The next defense Gross used is priceless. He actually claimed that the Gulf injuries aren't significant, because 180,000 "individual Greyhounds" raced at the track during the period covered in our report:
"22,575 races involving 180,600 individual Greyhounds. Seems to me that Greyhound racing is an extremely safe sport."Of course, this is completely false. To reach his ridiculous figure, Gross is counting the same greyhounds over and over again dozens of times, and pretending that each "start" represents a different dog. In reality, a few thousand greyhounds likely raced at Gulf during this period.
Finally, Gross ended his rationalization with a snide remark about my adopted greyhound Zoe, who recently cut her foot while on a walk:
"Considering that Carey Theil's only greyhound was rushed to the hospital recently due to a serious laceration while on a walk. Looks like the injury rate for his Greyhound is 100%."I realize that greyhound breeders have become experts at rationalizing and denying the cruelty of dog racing. Nonetheless, I am surprised by the naivety of this argument. To be clear, when a greyhound suffers an injury while on a walk around the neighborhood, that is a sad accident.

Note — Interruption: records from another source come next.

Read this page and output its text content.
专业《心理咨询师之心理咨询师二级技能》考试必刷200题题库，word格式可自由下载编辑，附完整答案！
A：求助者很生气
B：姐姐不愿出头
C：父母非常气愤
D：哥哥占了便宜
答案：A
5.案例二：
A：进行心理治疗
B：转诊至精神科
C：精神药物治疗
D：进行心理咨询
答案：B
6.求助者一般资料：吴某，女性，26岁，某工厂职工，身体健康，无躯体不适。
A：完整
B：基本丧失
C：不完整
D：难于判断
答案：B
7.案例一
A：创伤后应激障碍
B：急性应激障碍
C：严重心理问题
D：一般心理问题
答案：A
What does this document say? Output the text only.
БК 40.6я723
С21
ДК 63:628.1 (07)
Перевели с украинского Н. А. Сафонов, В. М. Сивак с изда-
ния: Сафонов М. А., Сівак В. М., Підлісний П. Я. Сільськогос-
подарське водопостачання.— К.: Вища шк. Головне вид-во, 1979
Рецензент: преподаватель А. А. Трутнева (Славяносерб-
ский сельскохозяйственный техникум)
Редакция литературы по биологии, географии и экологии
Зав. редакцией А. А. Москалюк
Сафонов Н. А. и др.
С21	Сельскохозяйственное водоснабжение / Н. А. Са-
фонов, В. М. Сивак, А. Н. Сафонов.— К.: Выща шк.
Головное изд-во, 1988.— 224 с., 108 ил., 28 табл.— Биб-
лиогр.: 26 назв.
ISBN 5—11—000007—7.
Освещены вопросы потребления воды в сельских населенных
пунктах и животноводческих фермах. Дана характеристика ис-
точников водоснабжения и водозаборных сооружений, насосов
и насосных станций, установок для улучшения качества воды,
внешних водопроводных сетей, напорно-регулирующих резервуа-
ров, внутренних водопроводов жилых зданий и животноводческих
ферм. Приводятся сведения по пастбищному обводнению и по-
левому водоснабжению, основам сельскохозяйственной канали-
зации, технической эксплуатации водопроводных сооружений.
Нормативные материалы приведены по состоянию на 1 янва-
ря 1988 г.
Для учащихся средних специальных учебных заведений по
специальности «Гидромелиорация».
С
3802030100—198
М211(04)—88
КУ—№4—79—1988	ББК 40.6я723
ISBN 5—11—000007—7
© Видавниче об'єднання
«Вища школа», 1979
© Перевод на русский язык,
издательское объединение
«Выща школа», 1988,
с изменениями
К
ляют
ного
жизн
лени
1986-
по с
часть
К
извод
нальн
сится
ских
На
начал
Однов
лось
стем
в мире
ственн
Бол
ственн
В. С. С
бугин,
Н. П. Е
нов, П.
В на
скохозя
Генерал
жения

By contrast, the experience of greyhounds in the racing industry is quite different. Greyhound breeders "produce" large numbers of dogs. They ship them off to racetracks, where the dogs live in warehouse style kennels in rows of stacked cages. The dogs race against each other so that gamblers can use them as numbers to bet on. Every year, greyhounds suffer thousands of injuries, and the breeders know full well that many of the dogs they send to race will die on the track. To them, this is simply the price of doing business. Like greyhound trainer John O'Donnell said in 2008, to them broken legs are "no big deal."
The death of greyhounds like Carla and Patches, two sisters who died at Gulf, are not accidents. Instead, they are the entirely predictable result of an industry that is cruel and inhumane.